3 min read
2025-09-19
Fed cut rates twice in late 2025. Practices should be earning 1.5-2% on operating cash and 4%+ on reserves. Here's how to tell if your bank is keeping up.
The Fed cut rates twice in late 2025. As of early 2026, the Fed Funds rate sits around 3.75%. Treasury yields hover near 4%. Your bank should reflect that. Many don't.
Here's what APY a medical practice should actually expect this year.
The 2026 Baseline
By account type, here's what's reasonable in early 2026:
Checking at a generalist big bank: 0.01-0.05%
Healthcare-native business operating account: 1.5-2%
High-yield business savings: 3-4%
T-bills (4-week): 4.0-4.4%
Brokered CDs (3-12 month): 4.2-4.8%
IntraFi Cash Service (sweep with yield): 1.75-3.5%
These ranges will move with the Fed. The relative gaps between account types stay roughly the same.
What You Should Be Earning
A typical 5-location practice with $2M in pooled cash should be looking at $70K-$90K of annual yield in 2026. That's 3.5-4.5% blended.
If you're earning under $20K on $2M, you're at a generalist bank. The gap is real money.
Why the Gap Is Widening
Generalist banks raise deposit rates slowly. They benefit when the Fed raises and they pay you the same 0.05%. They cut rates fast when the Fed cuts.
Healthcare-native and challenger banks pass more of the rate through. The competitive pressure is different. They aren't subsidizing branches and ATMs you'll never use.
In 2024-2025, the spread between "best" and "average" widened. In 2026, it's normal to see 200-400 bps difference between a sleepy big-bank checking and a tuned operating account.
How to Benchmark Your Bank
Run this quick comparison:
Pull your last 12 months of interest income from your bank statements
Divide by your average daily balance
Compare to the Fed Funds Effective Rate for the same period
If your effective yield is more than 200 bps below Fed Funds, you're paying for it. If it's more than 300 bps below, switch.
What to Do About It
Three actions, in order:
Ask your current bank what their 2026 operating account APY is, in writing
Get a quote from a healthcare-native bank with multi-entity support
Set up a bucketed cash strategy: operating, reserve, strategic
Lemma's operating account pays 1.75% APY with no minimums and full FDIC coverage through IntraFi.

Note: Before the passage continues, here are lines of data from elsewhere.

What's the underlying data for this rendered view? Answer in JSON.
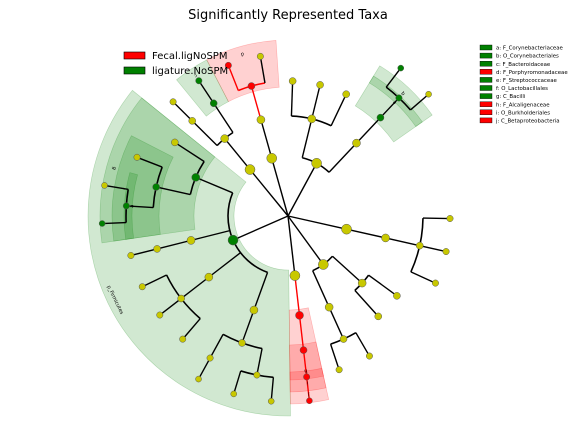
{
  "chart_data": {
    "type": "cladogram",
    "title": "Significantly Represented Taxa",
    "groups": [
      {
        "name": "Fecal.ligNoSPM",
        "color": "#ff0000"
      },
      {
        "name": "ligature.NoSPM",
        "color": "#008000"
      }
    ],
    "highlight_colors": {
      "red": "#ff0000",
      "green": "#008000",
      "node": "#c8c800"
    },
    "clade_legend": [
      {
        "key": "a",
        "label": "a: F_Corynebacteriaceae",
        "group": "ligature.NoSPM"
      },
      {
        "key": "b",
        "label": "b: O_Corynebacteriales",
        "group": "ligature.NoSPM"
      },
      {
        "key": "c",
        "label": "c: F_Bacteroidaceae",
        "group": "ligature.NoSPM"
      },
      {
        "key": "d",
        "label": "d: F_Porphyromonadaceae",
        "group": "Fecal.ligNoSPM"
      },
      {
        "key": "e",
        "label": "e: F_Streptococcaceae",
        "group": "ligature.NoSPM"
      },
      {
        "key": "f",
        "label": "f: O_Lactobacillales",
        "group": "ligature.NoSPM"
      },
      {
        "key": "g",
        "label": "g: C_Bacilli",
        "group": "ligature.NoSPM"
      },
      {
        "key": "h",
        "label": "h: F_Alcaligenaceae",
        "group": "Fecal.ligNoSPM"
      },
      {
        "key": "i",
        "label": "i: O_Burkholderiales",
        "group": "Fecal.ligNoSPM"
      },
      {
        "key": "j",
        "label": "j: C_Betaproteobacteria",
        "group": "Fecal.ligNoSPM"
      }
    ],
    "phylum_labels": [
      "p_Firmicutes"
    ]
  }
}
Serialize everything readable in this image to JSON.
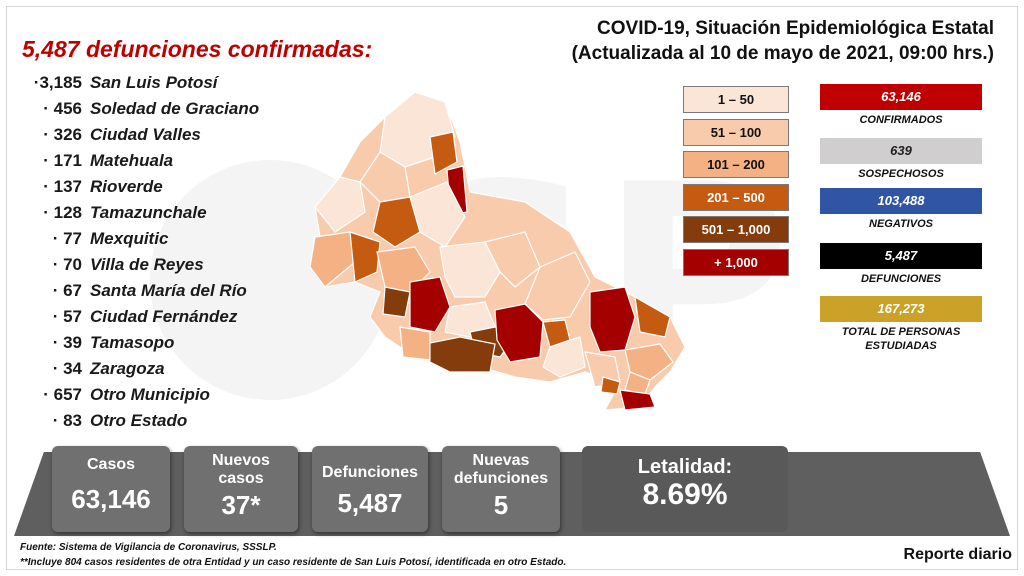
{
  "headline": "5,487 defunciones confirmadas:",
  "title": {
    "line1": "COVID-19, Situación Epidemiológica Estatal",
    "line2": "(Actualizada al 10 de mayo de 2021, 09:00 hrs.)"
  },
  "deaths_by_municipality": [
    {
      "count": "·3,185",
      "name": "San Luis Potosí"
    },
    {
      "count": "· 456",
      "name": "Soledad de Graciano"
    },
    {
      "count": "· 326",
      "name": "Ciudad Valles"
    },
    {
      "count": "· 171",
      "name": "Matehuala"
    },
    {
      "count": "· 137",
      "name": "Rioverde"
    },
    {
      "count": "· 128",
      "name": "Tamazunchale"
    },
    {
      "count": "· 77",
      "name": "Mexquitic"
    },
    {
      "count": "· 70",
      "name": "Villa de Reyes"
    },
    {
      "count": "· 67",
      "name": "Santa María del Río"
    },
    {
      "count": "· 57",
      "name": "Ciudad Fernández"
    },
    {
      "count": "· 39",
      "name": "Tamasopo"
    },
    {
      "count": "· 34",
      "name": "Zaragoza"
    },
    {
      "count": "· 657",
      "name": "Otro Municipio"
    },
    {
      "count": "· 83",
      "name": "Otro Estado"
    }
  ],
  "legend": [
    {
      "label": "1 – 50",
      "color": "#fbe5d6",
      "text_color": "#111111"
    },
    {
      "label": "51 – 100",
      "color": "#f8cbad",
      "text_color": "#111111"
    },
    {
      "label": "101 – 200",
      "color": "#f4b183",
      "text_color": "#111111"
    },
    {
      "label": "201 – 500",
      "color": "#c55a11",
      "text_color": "#ffffff"
    },
    {
      "label": "501 – 1,000",
      "color": "#843c0c",
      "text_color": "#ffffff"
    },
    {
      "label": "+ 1,000",
      "color": "#a50000",
      "text_color": "#ffffff"
    }
  ],
  "stats": [
    {
      "value": "63,146",
      "label": "CONFIRMADOS",
      "color": "#c00000"
    },
    {
      "value": "639",
      "label": "SOSPECHOSOS",
      "color": "#d0cece"
    },
    {
      "value": "103,488",
      "label": "NEGATIVOS",
      "color": "#2f55a4"
    },
    {
      "value": "5,487",
      "label": "DEFUNCIONES",
      "color": "#000000"
    },
    {
      "value": "167,273",
      "label": "TOTAL DE PERSONAS ESTUDIADAS",
      "color": "#c9a227"
    }
  ],
  "summary": {
    "casos_label": "Casos",
    "casos_value": "63,146",
    "nuevos_casos_label": "Nuevos casos",
    "nuevos_casos_value": "37*",
    "defunciones_label": "Defunciones",
    "defunciones_value": "5,487",
    "nuevas_defunciones_label": "Nuevas defunciones",
    "nuevas_defunciones_value": "5",
    "letalidad_label": "Letalidad:",
    "letalidad_value": "8.69%"
  },
  "footnotes": {
    "source": "Fuente: Sistema de Vigilancia de Coronavirus, SSSLP.",
    "note": "**Incluye 804 casos residentes de otra Entidad y un caso residente de San Luis Potosí, identificada en otro Estado."
  },
  "report_label": "Reporte diario"
}
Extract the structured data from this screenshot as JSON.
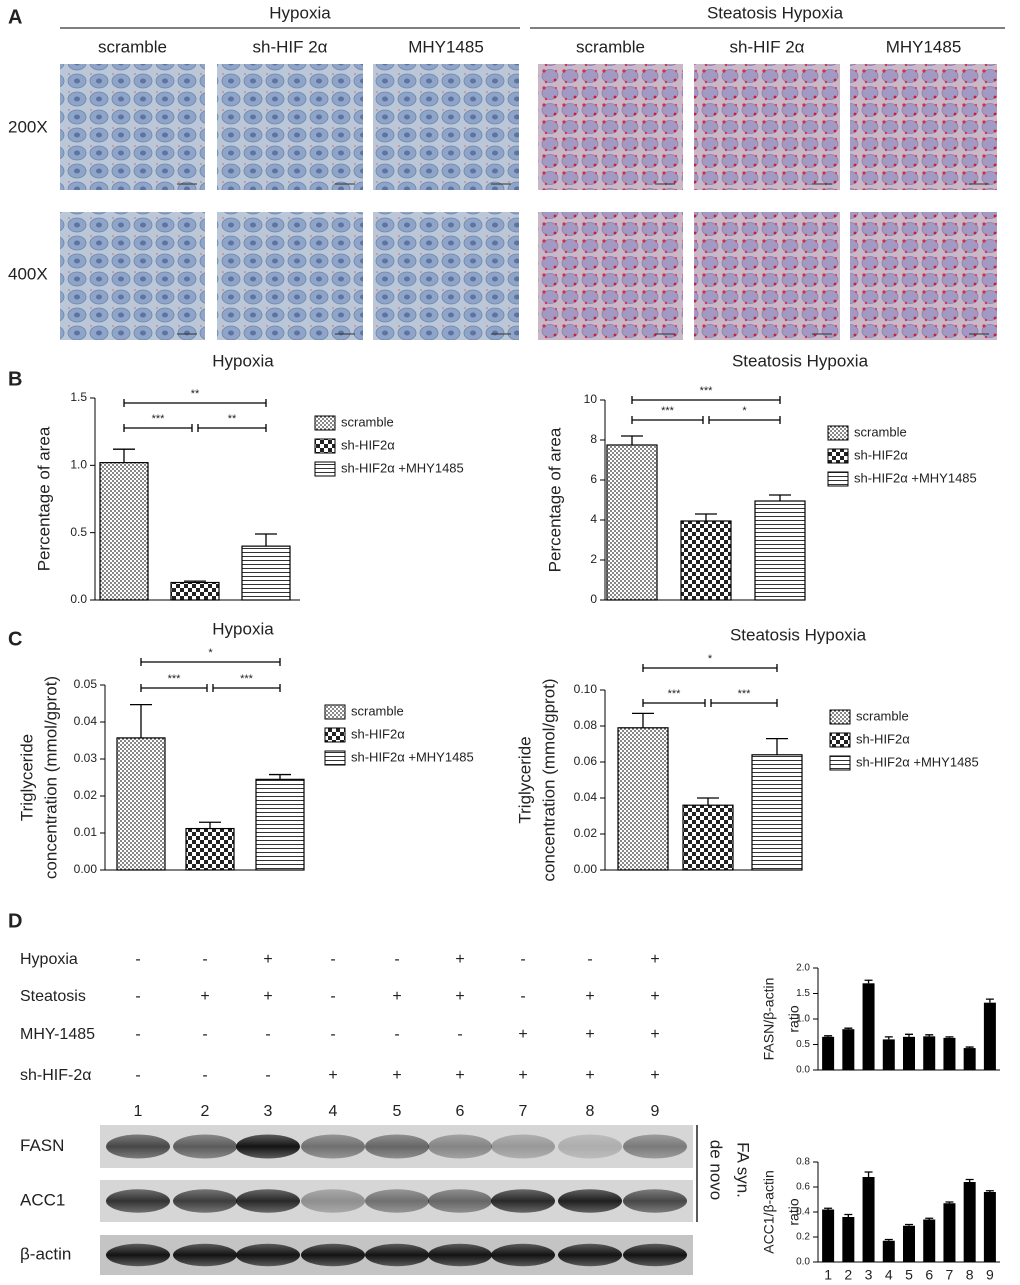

What Drives Bank Pricing in 2026
Three forces will shape APY this year:
The Fed's pace. Rate cuts compress yield across the board. Rate holds protect it.
Deposit competition. Challenger banks are aggressive on price. Big banks aren't.
Loan demand. Banks pay more for deposits when they need them to fund loans. Right now, demand is moderate.
If the Fed cuts another 50 bps, expect operating account APY to drift toward 1.25-1.5%. T-bills will follow. Plan for that range when modeling 2026 yield.
A Note on Promotional Rates
You'll see banks advertising 5% or 6% APY. Read the fine print:
Many cap at $25K or $250K
Some require a 90-day intro period
Most reset to 0.5% after that
Almost none scale to multi-entity practice balances
For a practice with $1M+, the promotional rate is usually a marketing tool, not a real plan.
2026 is a year when the gap between what banks should pay and what they do pay is unusually wide. Run the math, get the quote, switch if it makes sense. The yield is sitting on the table either way.